Hubo tequila, y en el cerebro de él los cuentos a madrazos vividos en la infancia. Hubo días también limpios, de aguas lechosas en el charco que se formaba frente al cuarto diminuto. Allí el mediodía era más fresco, y los carros aminoraban su marcha, y eran la seducción para trepar en sus defensas y sentir el viento en el pelo. Un viaje gratis por la calle que rodea al cerro, un viaje de trampa y un volver en caminata para cazar la próxima nave que nos llevaría al umbral de la cárcel vieja, donde saludábamos a los compas que estaban torcidos para siempre.

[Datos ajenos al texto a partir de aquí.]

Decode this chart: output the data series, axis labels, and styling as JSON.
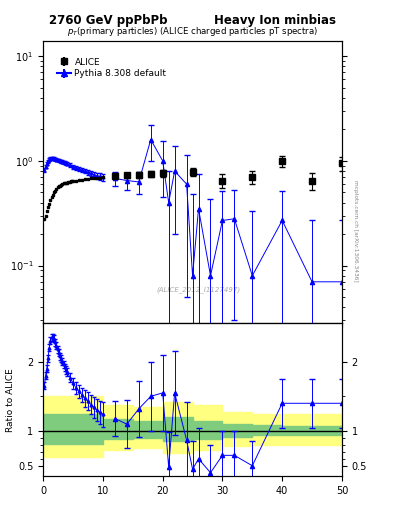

Te acuerdas del Talo… con su espejo caminaba el barrio, pedía un peso, se llevaba el trapo con solvente al olfato, reviraba hacia todos lados, y también se portaba mal, y paraba en el patio de la Peni de piedra siempre, desde allí nos gritaba, decía que le saludáramos a la raza.
Hubo antes rolas de los Ángeles negros, los Solitarios, el Indio. Y conversar con los vecinos, decir que Las Pilas y La ciudad… son los lugares mágicos y por excelencia el paraíso de la infancia.
Lo dijo con sus ojos que dijeron más de lo que el ruido de la quijada puede decir.
Trajo también la algarabía, la crueldad del jefe al lidiar a las damas que tiraban de borrachos sus cuerpos frente al tejaban con techo de cartón; las bromas que desencadenaban en bronca con los cuates que destapaban cervezas frente al charco de La ciudad…
Unos dos tres y pa’ bajo… don Panchito no aguantó que lo mojaran, qué culero el jefe, si el agua le cayó del techo, don Alex nomás pasaba por ahí. Qué pasó, Alejandro, por qué mojas a don Pancho, él no se lleva así contigo.
Hubo también la aclaración a la par de la risa: se dieron buenos chingazos los dos, pero que culero, nomás por la ocurrencia del jefe, nomás por decir qué pasó.
Quise decir que eso estaba olvidado, que no podría escribirlo, que mejor narraría lo del tequila, la cerveza, las risas, que el dolor en el barrio es sólo un invento mío, que sólo la magia le pertenece, que la fortuna de nacer allí nos arropó como regalo del cielo, de La ciudad…
Quise gritar de júbilo, pero sus ojos me lo impidieron cuando sus palabras se estrellaron en mi pecho: de veras, carnal, cómo la perreamos, ¿no?